Si alguien podía aceptar el reto de Diego Della Valle para crear una colección cápsula para relanzar Schiaparelli, el ideal era Christian Lacroix, capaz de subirse a este proyecto tan especial y exclusivo (ya que no será el diseñador que finalmente sea director creativo de la marca y todos los rumores apuntan a que el afortunado podría ser Marco Zanini) gracias a su enciclopédico conocimiento de la historia de la moda.
Lacroix estudió Historia del Arte, su tesis doctoral trababa de la vestimenta en la pintura del XVII y creció dibujando lo que veía en las viejas revistas de moda en las que probablemente no faltaban diseños de Schiaparelli que se guardaban en el desván de la casa de su abuelo en Arles, un señor que se hacía forrar sus trajes con seda verde y se movía con una bicicleta dorada.
Esta pequeña colección, de tan solo 18 piezas, es más un juego de memoria de Lacroix sobre los grandes iconos de la revolucionaria y surrealista diseñadora, en la que no faltan sus clásicos botines de pelo, los sombreros o el rosa “Schiap” que están frescos a la mente de todos los amantes de la moda gracias a la exposición en su honor celebrada en el Met el año pasado y compartida con Prada y a una previa realizada en París en el Musée des Arts Décoratifs siempre bajo el prisma del francés, haciéndo que todas y cada una de las piezas sea perfectamente identificable como una obra suya, repitiendo el éxito que obtuvo en Jean Patou, con el que consiguió en 1986 el “Dedal de oro”, la máxima distinción de la costura francesa y le abrió las puertas para crear su propia casa de costura un año después, algo inédito desde que abriera la suya en los años 60 Yves Saint Laurent.

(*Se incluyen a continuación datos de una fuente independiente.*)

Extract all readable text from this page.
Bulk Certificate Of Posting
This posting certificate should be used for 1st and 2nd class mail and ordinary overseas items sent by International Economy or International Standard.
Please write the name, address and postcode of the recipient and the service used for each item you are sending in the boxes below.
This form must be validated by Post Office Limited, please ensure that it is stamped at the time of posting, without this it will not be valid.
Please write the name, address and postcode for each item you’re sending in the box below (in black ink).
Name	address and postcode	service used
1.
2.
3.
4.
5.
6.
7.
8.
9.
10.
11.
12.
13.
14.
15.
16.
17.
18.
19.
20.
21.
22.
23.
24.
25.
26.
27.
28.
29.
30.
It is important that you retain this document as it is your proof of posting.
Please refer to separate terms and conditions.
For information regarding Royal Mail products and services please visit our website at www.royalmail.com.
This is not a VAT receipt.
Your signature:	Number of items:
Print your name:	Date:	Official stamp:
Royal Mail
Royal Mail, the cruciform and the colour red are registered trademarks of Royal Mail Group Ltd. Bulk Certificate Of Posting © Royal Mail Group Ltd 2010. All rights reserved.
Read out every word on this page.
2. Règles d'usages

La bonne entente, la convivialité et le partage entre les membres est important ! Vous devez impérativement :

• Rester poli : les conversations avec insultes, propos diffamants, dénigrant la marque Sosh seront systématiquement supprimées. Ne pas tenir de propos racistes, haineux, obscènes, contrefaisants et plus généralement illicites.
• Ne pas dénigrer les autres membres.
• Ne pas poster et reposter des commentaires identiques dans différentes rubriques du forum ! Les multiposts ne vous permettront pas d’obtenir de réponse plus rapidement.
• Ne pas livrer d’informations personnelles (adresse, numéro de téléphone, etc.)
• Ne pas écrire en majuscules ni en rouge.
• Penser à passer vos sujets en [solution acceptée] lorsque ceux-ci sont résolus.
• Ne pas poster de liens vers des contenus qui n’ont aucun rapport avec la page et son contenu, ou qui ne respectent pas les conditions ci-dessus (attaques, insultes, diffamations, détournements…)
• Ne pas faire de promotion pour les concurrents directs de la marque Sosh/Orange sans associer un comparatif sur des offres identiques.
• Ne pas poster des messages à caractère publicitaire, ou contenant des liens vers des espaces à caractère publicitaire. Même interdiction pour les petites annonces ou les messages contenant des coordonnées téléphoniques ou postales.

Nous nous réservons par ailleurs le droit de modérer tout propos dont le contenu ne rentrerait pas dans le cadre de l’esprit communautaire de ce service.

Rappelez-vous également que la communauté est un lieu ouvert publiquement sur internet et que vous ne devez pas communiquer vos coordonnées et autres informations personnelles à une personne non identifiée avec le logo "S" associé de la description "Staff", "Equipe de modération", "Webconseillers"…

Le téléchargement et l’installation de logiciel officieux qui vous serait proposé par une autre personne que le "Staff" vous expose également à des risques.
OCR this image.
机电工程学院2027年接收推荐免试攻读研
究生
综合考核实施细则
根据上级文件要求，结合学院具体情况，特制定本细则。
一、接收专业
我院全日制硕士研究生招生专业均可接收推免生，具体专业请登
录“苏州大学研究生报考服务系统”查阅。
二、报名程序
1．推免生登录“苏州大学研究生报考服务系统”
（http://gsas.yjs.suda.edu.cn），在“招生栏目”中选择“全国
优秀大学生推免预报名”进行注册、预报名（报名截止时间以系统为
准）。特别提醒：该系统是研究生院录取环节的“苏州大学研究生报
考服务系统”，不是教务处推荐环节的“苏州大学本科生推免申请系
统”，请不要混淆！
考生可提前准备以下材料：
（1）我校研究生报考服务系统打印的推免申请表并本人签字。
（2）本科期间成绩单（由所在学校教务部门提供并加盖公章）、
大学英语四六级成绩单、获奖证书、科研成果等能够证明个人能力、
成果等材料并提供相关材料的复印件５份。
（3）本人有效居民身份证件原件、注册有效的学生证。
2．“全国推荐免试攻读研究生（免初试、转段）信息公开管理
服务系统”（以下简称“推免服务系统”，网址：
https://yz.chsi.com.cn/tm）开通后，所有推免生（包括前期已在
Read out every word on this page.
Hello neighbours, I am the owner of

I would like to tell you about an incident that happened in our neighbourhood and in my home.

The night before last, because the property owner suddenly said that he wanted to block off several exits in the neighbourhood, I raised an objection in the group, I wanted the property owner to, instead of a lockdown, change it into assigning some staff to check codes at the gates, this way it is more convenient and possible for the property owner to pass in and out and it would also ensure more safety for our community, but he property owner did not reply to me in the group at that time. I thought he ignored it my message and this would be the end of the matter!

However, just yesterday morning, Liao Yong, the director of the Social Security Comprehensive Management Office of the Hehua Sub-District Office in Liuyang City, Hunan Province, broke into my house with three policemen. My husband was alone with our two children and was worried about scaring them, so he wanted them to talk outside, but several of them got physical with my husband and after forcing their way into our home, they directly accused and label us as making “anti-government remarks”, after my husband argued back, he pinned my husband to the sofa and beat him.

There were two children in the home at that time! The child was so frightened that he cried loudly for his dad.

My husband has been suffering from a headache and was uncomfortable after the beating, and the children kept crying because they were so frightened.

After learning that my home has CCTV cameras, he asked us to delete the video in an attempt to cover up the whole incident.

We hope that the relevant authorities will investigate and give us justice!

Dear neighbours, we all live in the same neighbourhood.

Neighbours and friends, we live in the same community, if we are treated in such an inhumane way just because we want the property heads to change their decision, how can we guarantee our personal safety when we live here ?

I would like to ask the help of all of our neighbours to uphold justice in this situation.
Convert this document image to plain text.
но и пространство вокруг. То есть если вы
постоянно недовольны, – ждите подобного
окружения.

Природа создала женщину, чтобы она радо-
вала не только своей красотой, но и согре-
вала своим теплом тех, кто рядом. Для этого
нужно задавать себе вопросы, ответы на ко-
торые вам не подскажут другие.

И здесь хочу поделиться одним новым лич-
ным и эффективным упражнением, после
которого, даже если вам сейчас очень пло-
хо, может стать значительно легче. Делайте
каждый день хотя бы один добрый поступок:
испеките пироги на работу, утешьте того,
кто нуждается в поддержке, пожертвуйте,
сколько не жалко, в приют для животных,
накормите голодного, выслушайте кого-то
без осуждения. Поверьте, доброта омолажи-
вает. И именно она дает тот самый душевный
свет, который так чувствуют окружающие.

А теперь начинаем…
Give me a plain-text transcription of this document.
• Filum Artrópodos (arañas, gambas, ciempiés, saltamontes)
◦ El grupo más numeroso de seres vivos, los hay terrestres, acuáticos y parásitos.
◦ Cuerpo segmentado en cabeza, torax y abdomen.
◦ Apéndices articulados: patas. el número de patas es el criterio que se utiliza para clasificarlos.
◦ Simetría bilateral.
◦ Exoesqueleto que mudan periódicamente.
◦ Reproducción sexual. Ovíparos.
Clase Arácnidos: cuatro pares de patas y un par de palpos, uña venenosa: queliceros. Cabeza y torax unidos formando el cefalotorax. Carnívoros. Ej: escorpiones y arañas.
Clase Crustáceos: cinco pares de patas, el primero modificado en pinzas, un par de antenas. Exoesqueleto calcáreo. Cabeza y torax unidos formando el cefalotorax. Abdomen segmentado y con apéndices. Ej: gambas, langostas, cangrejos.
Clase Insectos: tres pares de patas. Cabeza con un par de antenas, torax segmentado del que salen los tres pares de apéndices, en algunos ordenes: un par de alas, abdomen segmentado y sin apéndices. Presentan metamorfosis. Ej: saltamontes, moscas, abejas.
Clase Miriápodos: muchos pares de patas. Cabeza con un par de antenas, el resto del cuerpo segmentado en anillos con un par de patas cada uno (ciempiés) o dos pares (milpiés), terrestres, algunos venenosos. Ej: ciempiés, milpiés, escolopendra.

También la puesta en escena de los modelos era un homenaje al trabajo de Schiaparelli. Las cajas evocaban la jaula que decoraba la tienda de la italiana en Place Vendôme, y que para traerlas a la actualidad se decoraron con ipads que proyectaban imágenes de pájaros trinando.
Lacroix abandonó la moda en 2009 cuando las malas cifras de su marca, que nunca en sus 22 años de vida consiguió dar beneficios ni un solo ejercicio, hicieron imposible seguir afrontando los costes que supone una empresa así sin un fuerte inversor, algo que se sospechó no tardaría demasiado en pasar cuando Bernard Arnault cansado de unos contínuos números rojos puso la marca en venta en 2005. Y es que el caso de Lacroix es uno de esos tan llamativos en el que los elogios del sector nunca estuvo realmente acompañado de ventas, siendo realmente la única fuente de dinero los vestidos de novia, las piezas más icónicas de cada una de sus colecciones y en las que Lacroix desplegaba toda su creatividad y las inspiraciones podían proceder de vírgenes, de trajes flamencos o pinturas barrocas y donde su gusto por la pasamanería, las perlas, los bordados o los engastes todavía tenían hueco en un mundo de la moda cada vez más minimalista y tecnológico.
Y aunque Lacroix todavía mantiene su nombre entre los pesos pesados y algunas marcas de retail lo llaman para colaboraciones puntuales como fue el caso de Desigual o La Redoute es muy improbable que se produzca una vuelta del diseñador a una gran maison o a su propia marca porque nos guste o no su estilo ya no forma parte de los códigos que funcionan en la moda actual. Su “más es más” no funciona ya. Sus referencias son demasiado academicistas. No juega con el sexo, y por el contrario mira hacia la religión para buscar la inspiración. Su moda es de otro tiempo, y eso es fácilmente identificable en estos últimos diseños para Schiaparelli, que no se parecen en nada a cualquier prenda presentada en los demás desfiles de Alta Costura. A veces los genios tienen la suerte de nacer en el momento oportuno y definir una época. Otras veces llegan tarde y aunque su arte es apreciado por unos pocos no todo el mundo está preparado para ellos. Y este parece ser por desgracia el caso de Lacroix.